Schulich School of Medicine & Dentistry, Graduate Program in Neuroscience, University of Western Ontario, London, Ontario, Canada.
Brain. 2023 May 2;146(5):2120-2131. doi: 10.1093/brain/awac446.
While frontotemporal dementia has been considered a neurodegenerative disease that starts in mid-life or later, it is now clearly established that cortical and subcortical volume loss is observed more than a decade prior to symptom onset and progresses with ageing. To test the hypothesis that genetic mutations causing frontotemporal dementia have neurodevelopmental consequences, we examined the youngest adults in the GENFI cohort of pre-symptomatic frontotemporal dementia mutation carriers who are between 19 and 30 years of age.
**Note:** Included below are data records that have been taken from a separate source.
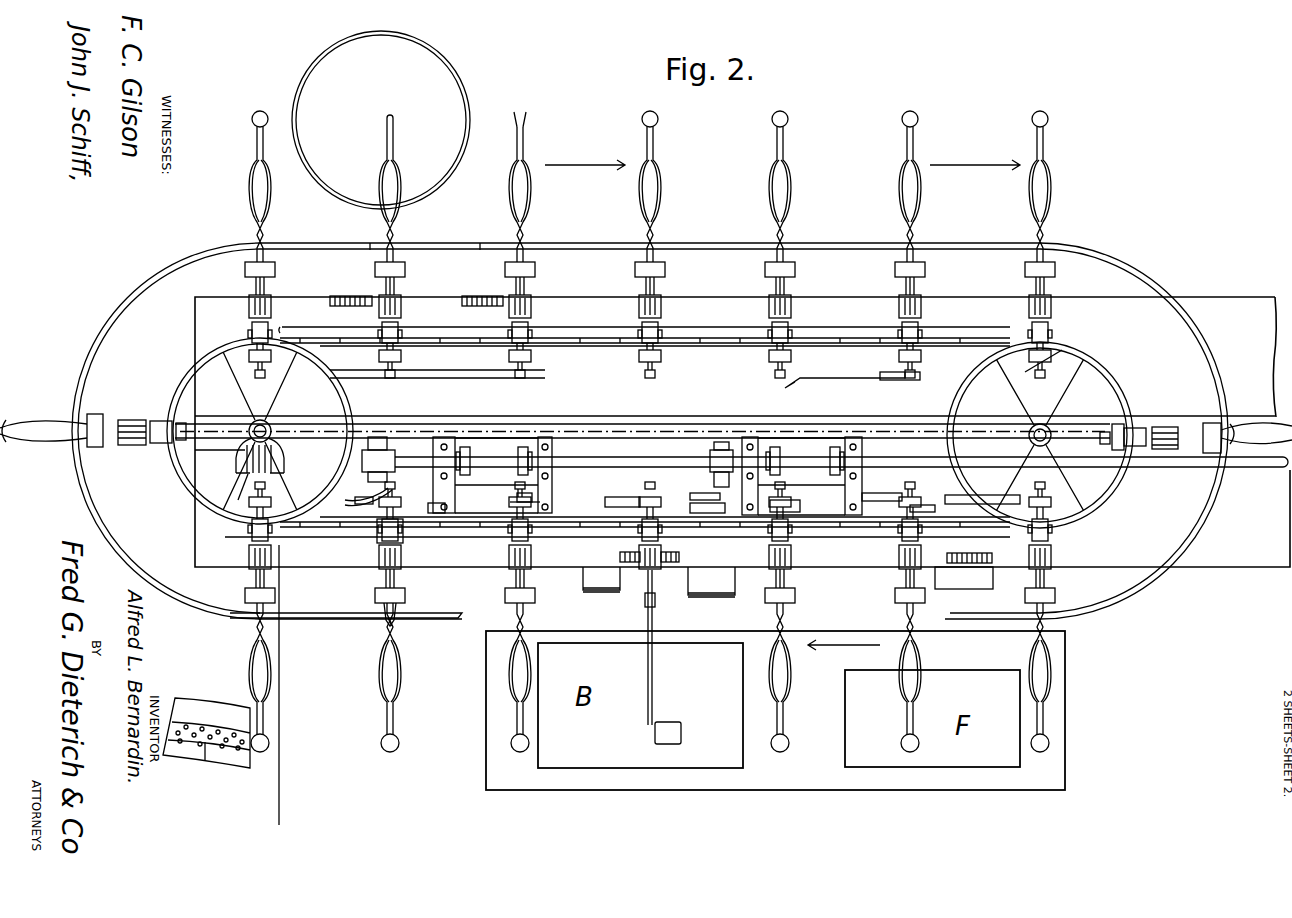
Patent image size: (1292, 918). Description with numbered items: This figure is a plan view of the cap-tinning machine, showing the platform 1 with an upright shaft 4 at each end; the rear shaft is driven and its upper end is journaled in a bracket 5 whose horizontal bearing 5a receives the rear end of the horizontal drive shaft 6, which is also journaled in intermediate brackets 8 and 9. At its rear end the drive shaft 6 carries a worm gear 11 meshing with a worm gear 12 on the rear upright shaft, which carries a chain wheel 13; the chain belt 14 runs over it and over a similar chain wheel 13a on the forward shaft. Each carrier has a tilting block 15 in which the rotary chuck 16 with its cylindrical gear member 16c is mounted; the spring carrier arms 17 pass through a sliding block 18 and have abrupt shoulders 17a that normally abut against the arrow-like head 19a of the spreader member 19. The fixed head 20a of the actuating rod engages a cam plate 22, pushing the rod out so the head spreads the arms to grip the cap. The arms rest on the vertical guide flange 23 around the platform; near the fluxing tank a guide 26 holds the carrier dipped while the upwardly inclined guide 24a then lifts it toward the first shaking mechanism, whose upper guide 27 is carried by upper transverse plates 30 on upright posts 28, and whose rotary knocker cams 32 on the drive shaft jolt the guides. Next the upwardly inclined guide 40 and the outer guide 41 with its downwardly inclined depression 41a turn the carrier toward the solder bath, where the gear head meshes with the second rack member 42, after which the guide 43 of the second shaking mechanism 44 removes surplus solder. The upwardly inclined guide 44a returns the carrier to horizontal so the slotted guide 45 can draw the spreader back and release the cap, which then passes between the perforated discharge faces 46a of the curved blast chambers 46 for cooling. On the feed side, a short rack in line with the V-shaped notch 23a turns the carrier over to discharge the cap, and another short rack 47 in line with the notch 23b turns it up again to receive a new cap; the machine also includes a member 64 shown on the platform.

The platform 1 is at (742, 432).
The upright shaft 4 is at (278, 410).
The bracket 5 is at (260, 418).
The horizontal bearing 5a is at (238, 458).
The drive shaft 6 is at (612, 462).
The intermediate bracket 8 is at (716, 452).
The intermediate bracket 9 is at (386, 452).
The worm gear 11 is at (256, 476).
The worm gear 12 is at (245, 425).
The chain wheel 13 is at (345, 383).
The chain wheel 13a is at (1076, 372).
The chain belt 14 is at (596, 348).
The block 15 is at (655, 332).
The rotary carrier head or chuck 16 is at (930, 490).
The cylindrical gear member 16c is at (404, 540).
The carrier arms 17 is at (392, 672).
The abrupt shoulders 17a is at (522, 114).
The sliding block 18 is at (536, 600).
The spreader member 19 is at (396, 618).
The arrow-like head 19a is at (386, 630).
The fixed head 20a is at (679, 440).
The cam plate 22 is at (862, 380).
The vertical guide flange 23 is at (718, 244).
The V-shaped notch 23a is at (370, 244).
The notch 23b is at (490, 240).
The upwardly inclined guide 24a is at (950, 590).
The guide 26 is at (985, 496).
The upper guide 27 is at (878, 506).
The upright posts 28 is at (756, 470).
The upper transverse plates 30 is at (801, 432).
The rotary knocker cams 32 is at (802, 476).
The upwardly inclined guide 40 is at (694, 550).
The outer guide 41 is at (740, 590).
The downwardly inclined depression 41a is at (644, 592).
The second rack member 42 is at (660, 556).
The guide 43 is at (472, 512).
The second shaking mechanism 44 is at (492, 475).
The upwardly inclined guide 44a is at (444, 614).
The slotted guide 45 is at (357, 500).
The blast chambers 46 is at (203, 712).
The perforated discharge faces 46a is at (215, 748).
The short rack 47 is at (478, 294).
The brush 64 is at (344, 294).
Structural brain differences and improved performance on some cognitive tests were found for MAPT and GRN mutation carriers relative to familial non-carriers, while smaller volumes were observed in C9orf72 repeat expansion carriers at a mean age of 26 years. The detection of such early differences supports potential advantageous neurodevelopmental consequences of some frontotemporal dementia-causing genetic mutations. These results have implications for the design of therapeutic interventions for frontotemporal dementia. Future studies at younger ages are needed to identify specific early pathophysiologic or compensatory processes that occur during the neurodevelopmental period.
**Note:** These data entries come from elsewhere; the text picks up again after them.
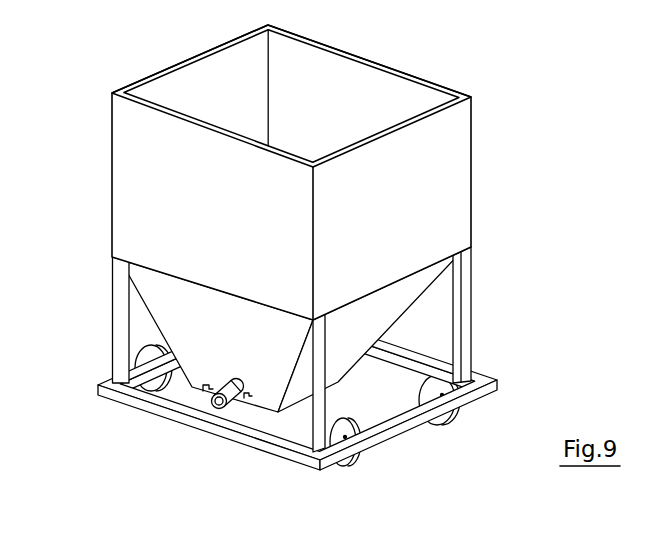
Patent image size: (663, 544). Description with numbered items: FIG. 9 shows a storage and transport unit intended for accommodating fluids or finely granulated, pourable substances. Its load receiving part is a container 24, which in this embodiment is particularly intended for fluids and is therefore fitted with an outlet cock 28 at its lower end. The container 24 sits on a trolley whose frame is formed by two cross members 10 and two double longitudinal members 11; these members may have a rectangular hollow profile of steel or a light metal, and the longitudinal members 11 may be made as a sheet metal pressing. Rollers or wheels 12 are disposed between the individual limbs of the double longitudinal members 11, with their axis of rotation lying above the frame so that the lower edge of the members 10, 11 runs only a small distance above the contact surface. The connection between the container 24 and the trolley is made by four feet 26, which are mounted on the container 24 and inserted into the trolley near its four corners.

The cross member 10 is at (245, 437).
The double longitudinal member 11 is at (420, 420).
The wheel 12 is at (345, 437).
The container 24 is at (308, 238).
The foot 26 is at (120, 323).
The outlet cock 28 is at (215, 398).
虽然额颞叶痴呆一直被认为是一种始于中年或更晚的神经退行性疾病,但现在已经明确,在症状出现前十多年就可观察到皮质和皮质下体积减少,且会随着年龄增长而进展。为了验证导致额颞叶痴呆的基因突变具有神经发育后果这一假设,我们研究了GENFI队列中最年轻的成年人,这些有症状前额颞叶痴呆基因突变携带者年龄在19至30岁之间。相对于家族性非携带者,我们发现MAPT和GRN基因突变携带者存在脑结构差异,并且在一些认知测试中表现有所改善,而在平均年龄为26岁的C9orf72重复扩增携带者中观察到脑容量较小。检测到这些早期差异支持了某些导致额颞叶痴呆的基因突变可能具有有利的神经发育后果。这些结果对额颞叶痴呆治疗干预措施的设计具有启示意义。需要开展更年轻年龄段的未来研究,以确定在神经发育阶段发生的特定早期病理生理或代偿过程。